His lordship raised his brows in faint hauteur. “You should know better than I, my dear sir.”
“I think so indeed! I have known Mablethorpe since he was in short coats, and nothing would astonish me more than to learn that he had taken part in anything so vulgar as an elopement to Gretna. It is not in his character, my lord, believe me. Furthermore, I do not think that Miss Grantham has any more intention of marrying him than she has of becoming your mistress!”
“You would appear to be in the lady’s confidence,” said Ormskirk. “Or has she succeeded in deceiving you, I wonder?”
“She has certainly tried her best to do so, but I can assure you that she failed!” replied Ravenscar, with a short laugh. “I think I know Miss Grantham now, however mistaken I may have been in her at the outset!

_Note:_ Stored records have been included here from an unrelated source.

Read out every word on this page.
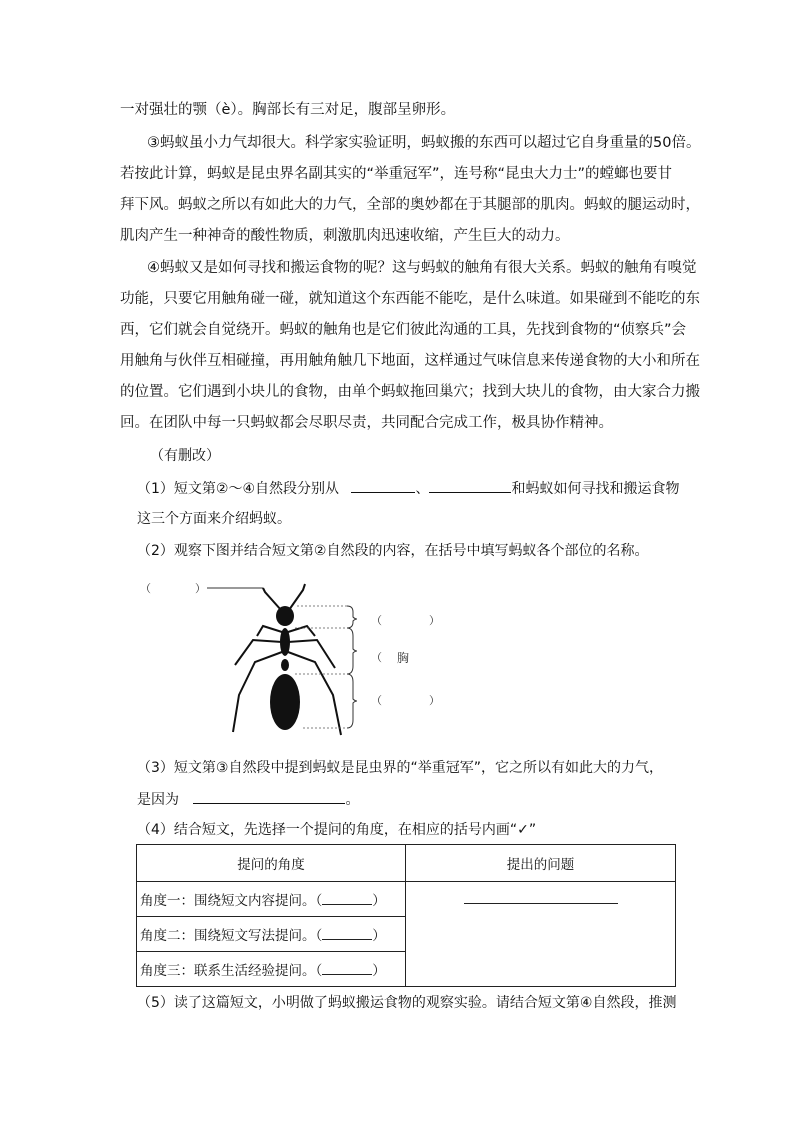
一对强壮的颚（è）。胸部长有三对足，腹部呈卵形。
③蚂蚁虽小力气却很大。科学家实验证明，蚂蚁搬的东西可以超过它自身重量的50倍。
若按此计算，蚂蚁是昆虫界名副其实的“举重冠军”，连号称“昆虫大力士”的螳螂也要甘
拜下风。蚂蚁之所以有如此大的力气，全部的奥妙都在于其腿部的肌肉。蚂蚁的腿运动时，
肌肉产生一种神奇的酸性物质，刺激肌肉迅速收缩，产生巨大的动力。
④蚂蚁又是如何寻找和搬运食物的呢？这与蚂蚁的触角有很大关系。蚂蚁的触角有嗅觉
功能，只要它用触角碰一碰，就知道这个东西能不能吃，是什么味道。如果碰到不能吃的东
西，它们就会自觉绕开。蚂蚁的触角也是它们彼此沟通的工具，先找到食物的“侦察兵”会
用触角与伙伴互相碰撞，再用触角触几下地面，这样通过气味信息来传递食物的大小和所在
的位置。它们遇到小块儿的食物，由单个蚂蚁拖回巢穴；找到大块儿的食物，由大家合力搬
回。在团队中每一只蚂蚁都会尽职尽责，共同配合完成工作，极具协作精神。
（有删改）
（1）短文第②～④自然段分别从	、	和蚂蚁如何寻找和搬运食物
这三个方面来介绍蚂蚁。
（2）观察下图并结合短文第②自然段的内容，在括号中填写蚂蚁各个部位的名称。
（	）
（	）
（ 胸
（	）
（3）短文第③自然段中提到蚂蚁是昆虫界的“举重冠军”，它之所以有如此大的力气，
是因为	。
（4）结合短文，先选择一个提问的角度，在相应的括号内画“✓”
提问的角度	提出的问题
角度一：围绕短文内容提问。（ ）	
角度二：围绕短文写法提问。（ ）	
角度三：联系生活经验提问。（ ）	
（5）读了这篇短文，小明做了蚂蚁搬运食物的观察实验。请结合短文第④自然段，推测
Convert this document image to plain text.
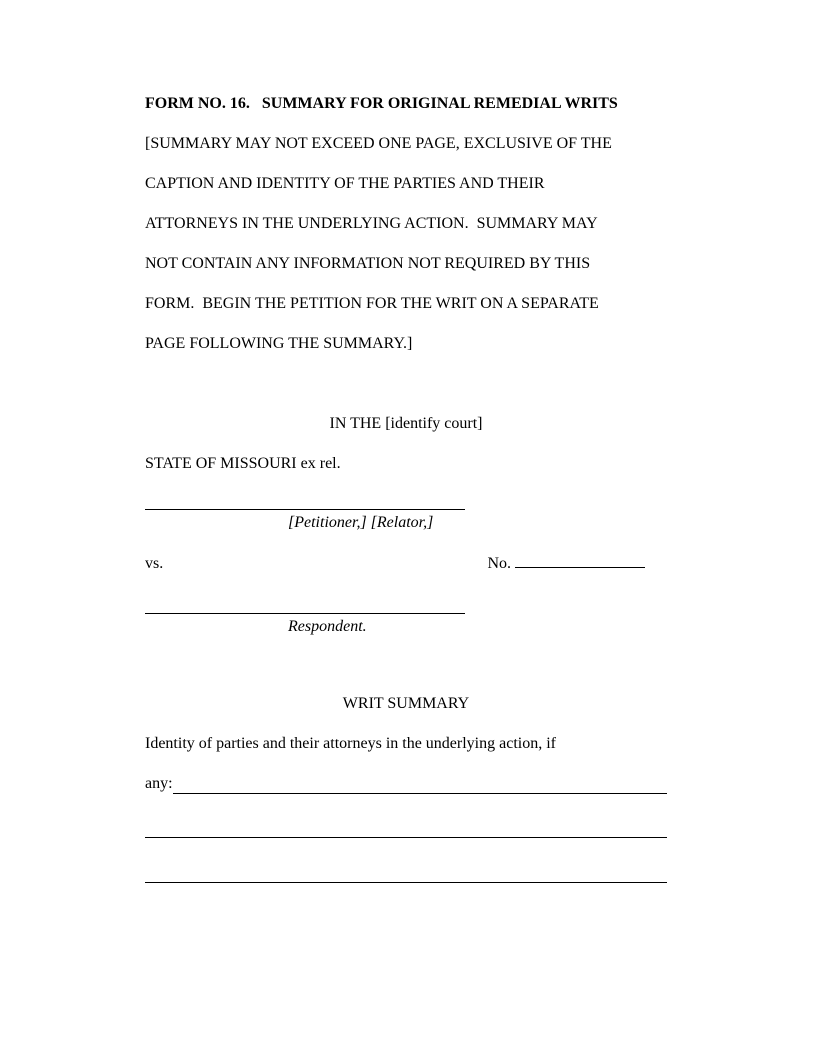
FORM NO. 16.   SUMMARY FOR ORIGINAL REMEDIAL WRITS
[SUMMARY MAY NOT EXCEED ONE PAGE, EXCLUSIVE OF THE
CAPTION AND IDENTITY OF THE PARTIES AND THEIR
ATTORNEYS IN THE UNDERLYING ACTION.  SUMMARY MAY
NOT CONTAIN ANY INFORMATION NOT REQUIRED BY THIS
FORM.  BEGIN THE PETITION FOR THE WRIT ON A SEPARATE
PAGE FOLLOWING THE SUMMARY.]
IN THE [identify court]
STATE OF MISSOURI ex rel.
[Petitioner,] [Relator,]
vs.	No.
Respondent.
WRIT SUMMARY
Identity of parties and their attorneys in the underlying action, if
any:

If Stillingfleet saw my cousin beside her chaise today, I imagine that he was escorting her to her friends in the country. That would certainly be in keeping with what I know of him.”
Lord Ormskirk made a graceful gesture of acceptance. “I that explanation satisfies you, my dear Ravenscar, who am I to cavil at it? I do hope that you will not suffer a rude awakening. You must not think that I do not find your faith in your cousin’s sense of propriety edifying: believe me, I do myself, I fear I am a cynic. No doubt we shall discover in time which of us was right.”
Chapter 16
Ravenscar strode home in a mood of some uneasiness. Lord Ormskirk’s story had alarmed him quite a much as it had angered him, and although he did indeed believe Mablethorpe to be incapable of so far forgetting what was due to his name as to elope with Miss Grantham to the Border he could not but recall his own faint surprise at hearing, that morning, that his cousin had suddenly taken it into his head to retire into the country for a few days’ shooting. Mr Ravenscar was well aware that his youthful relative, far from showing any sign of recovery from his passion for Miss Grantham, had been haunting St James’s Square for the past week. He bore all the marks of a man deeply in love, and nothing, Ravenscar was persuaded, had been farther from his intentions, when he had last seen his cousin, than a removal from town. Miss Grantham’s decision to visit friends in the country might, of course, have altered his lordship’s plans; and it certainly would have been very like him to have escorted her to her destination before himself travelling into Berkshire. Mr Ravenscar did his best to satisfy his own unquiet mind with this explanation, but could not quite succeed. He could not leave out of his calculations the inconvenient circumstance of his having relinquished the one sure hold he had over Miss Grantham. He thought he had gauged Miss Grantham’s character correctly, but the unwelcome suspicion that he might after all have been wrong would not be banished entirely from his brain. This possibility was so exceedingly unpalatable that it set him striding on at a greater rate than ever, his hand rather tightly clenched on his walking-cane, and his face set in more than ordinarily grim lines. At no time did Mr Ravenscar care to find himself mistaken; in this instance he had his own reasons for being doubly anxious that his judgement should not be found to have been at fault.
He reached his house soon after one in the morning, and was surprised, and not best pleased, to be met by his stepmother, swathed in a wrapper, and evidently labouring under a considerable degree of agitation. Long experience had made it unnecessary for him to inquire the cause of her being out of bed at such an hour, and he said, before she could speak: “Well, what has she been doing this time?”
“Oh my dear Max!” said Mrs Ravenscar, in a weak voice. “I ought to have suspected when she said she had the headache that she was planning some mischief!”
“Of course you ought!” replied Ravenscar. “Out, is she?”